Forum Discussion

StefanosM's avatar
StefanosM
Level 6
9 years ago

NTFS deduplication best practice

Hello to all.

I do not have match experience with NTFS deduplicated volumes backups, so I'm asking if anyone has experience with big volumes.

I have a customer with 4 TB of NTFS deduplication data. Overall space reduce is 30%.

My question is if it is better to backup this NTFS volume to a basic disk using the“Enable optimized backup of Windows deduplicated volumes” and a scheme of weekly full and daily incrementals

or

use a MSDP pool with accelerator, to reduce the impact of full backups and the need of huge basic disk? (non optimised backup)

Further more, can I use windows change journal with accelerator to backup NTFS deduplicated volumes (non optimised backup)?

 

thanks

Stefanos

 

 

  • 1) My question is if it is better to backup this NTFS volume to a basic disk using the“Enable optimized backup of Windows deduplicated volumes” and a scheme of weekly full and daily incrementals

    no dedupe - but you could enable compression - but ultimately required storage expands with retention.

    2) use a MSDP pool with accelerator, to reduce the impact of full backups and the need of huge basic disk? (non optimised backup)

    this is what I would do, especially if you have on disk retention of over a week.

    3) Further more, can I use windows change journal with accelerator to backup NTFS deduplicated volumes (non optimised backup)?

    yes, good idea - combine it with client-side dedupe to move even less data via the LAN

7 Replies

Replies have been turned off for this discussion
  • 1) My question is if it is better to backup this NTFS volume to a basic disk using the“Enable optimized backup of Windows deduplicated volumes” and a scheme of weekly full and daily incrementals

    no dedupe - but you could enable compression - but ultimately required storage expands with retention.

    2) use a MSDP pool with accelerator, to reduce the impact of full backups and the need of huge basic disk? (non optimised backup)

    this is what I would do, especially if you have on disk retention of over a week.

    3) Further more, can I use windows change journal with accelerator to backup NTFS deduplicated volumes (non optimised backup)?

    yes, good idea - combine it with client-side dedupe to move even less data via the LAN

  • thank you for your answer.

    I agree with you, that MSDP backup is the best option to go. 

    My only concern is that I had not find any document that clearly states that I can use change journal with deduplicated volumes.
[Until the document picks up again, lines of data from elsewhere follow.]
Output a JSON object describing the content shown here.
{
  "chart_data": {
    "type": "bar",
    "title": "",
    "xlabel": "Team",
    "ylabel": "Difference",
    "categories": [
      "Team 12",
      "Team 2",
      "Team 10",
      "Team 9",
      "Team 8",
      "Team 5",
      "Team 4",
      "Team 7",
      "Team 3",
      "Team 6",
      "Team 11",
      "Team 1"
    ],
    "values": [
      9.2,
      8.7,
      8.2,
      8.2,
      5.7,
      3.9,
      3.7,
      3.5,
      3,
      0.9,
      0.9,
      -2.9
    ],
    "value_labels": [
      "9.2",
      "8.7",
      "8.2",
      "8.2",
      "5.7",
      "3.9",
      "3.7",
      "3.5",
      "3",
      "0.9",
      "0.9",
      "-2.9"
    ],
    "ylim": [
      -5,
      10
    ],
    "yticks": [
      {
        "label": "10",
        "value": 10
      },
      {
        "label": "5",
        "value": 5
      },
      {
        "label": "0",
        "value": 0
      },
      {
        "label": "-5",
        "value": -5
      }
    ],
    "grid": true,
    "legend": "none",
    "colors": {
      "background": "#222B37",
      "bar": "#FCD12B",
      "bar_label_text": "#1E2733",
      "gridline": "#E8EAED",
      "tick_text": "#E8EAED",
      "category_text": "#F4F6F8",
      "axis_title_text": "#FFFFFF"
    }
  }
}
I assume that it is supported, but I pref are to see it written in a Microsoft/veritas/veeam/networker/.. document.

     

  • I think you should refer this for official post

     

    https://www.veritas.com/community/blogs/frequently-asked-questions-netbackup-accelerator

     

    Also the statement

    Change journal in NTFS would work only when NetBackup client sees it as an NTFS file system. If you are NFS/CFS mounting that file system somewhere else and backing up, NetBackup Accelerator cannot take advantage of NTFS. However, track log is capable of tracking changes even without file system level change journals. In my opionion, that is the true value of NetBackup Accelerator. 

  • thanks nbutech, but this is not what I need.

    What I need is something that clearly says that I can use change journal on a 2012 NTFS deduplicated volume.

    I suppose that it is supported but it will be better to have it in a document.

     

  • There is a section in this:

    https://msdn.microsoft.com/en-us/windowsembedded/hh769304(v=vs.80)

    ...which, by implication, would seem to suggest that USN and NTFS de-duplication can co-exist.

    .

    Remember NetBackup Client Change Journal, when used on Windows, is NTFS USN.  The USN is file name based, not block based, and not bitmap based, and so one can reasonably assume that USN would not be expected to tie in, in anyway, with NTFS de-duplication which is a layer below the file system proper, and just above the volume layer.

  • Found a MSDN doc via:

    https://social.msdn.microsoft.com/Search/en-US?query=USN%20deduplication&beta=0&rn=Ask++Premier+Field+Engineering+%28PFE%29++Platforms&rq=site:http://blogs.technet.com/b/askpfeplat&ac=5#refinementChanges=-0&pageNumber=1&showMore=false

    ...which can be downloaded with:

    http://download.microsoft.com/download/8/8/F/88FB4BBF-8ADC-41E0-A64F-489CEEF5218E/WindowsServer2012R2DeduplicatedVDIDeployment.docx

    ...for a Word doc with a file name of:

    WindowsServer2012R2DeduplicatedVDIDeployment.docx

    ...and a title of:

    Large scale Virtual Desktop Infrastructure deployment using Windows Server 2012 R2 with Storage Tiers and Data Deduplication

    ...which says on page 10:

    2. Enabling “Partial File Optimization,” which allows the Data Deduplication jobs to set up USN range tracking on the volume and not reoptimize recently accessed hot data within a file.

    .

    Which definitely implies that the optimization feature of NTFS deduplication can leverage USN range tracking, which therefore implies not only co-existence, but also co-operation.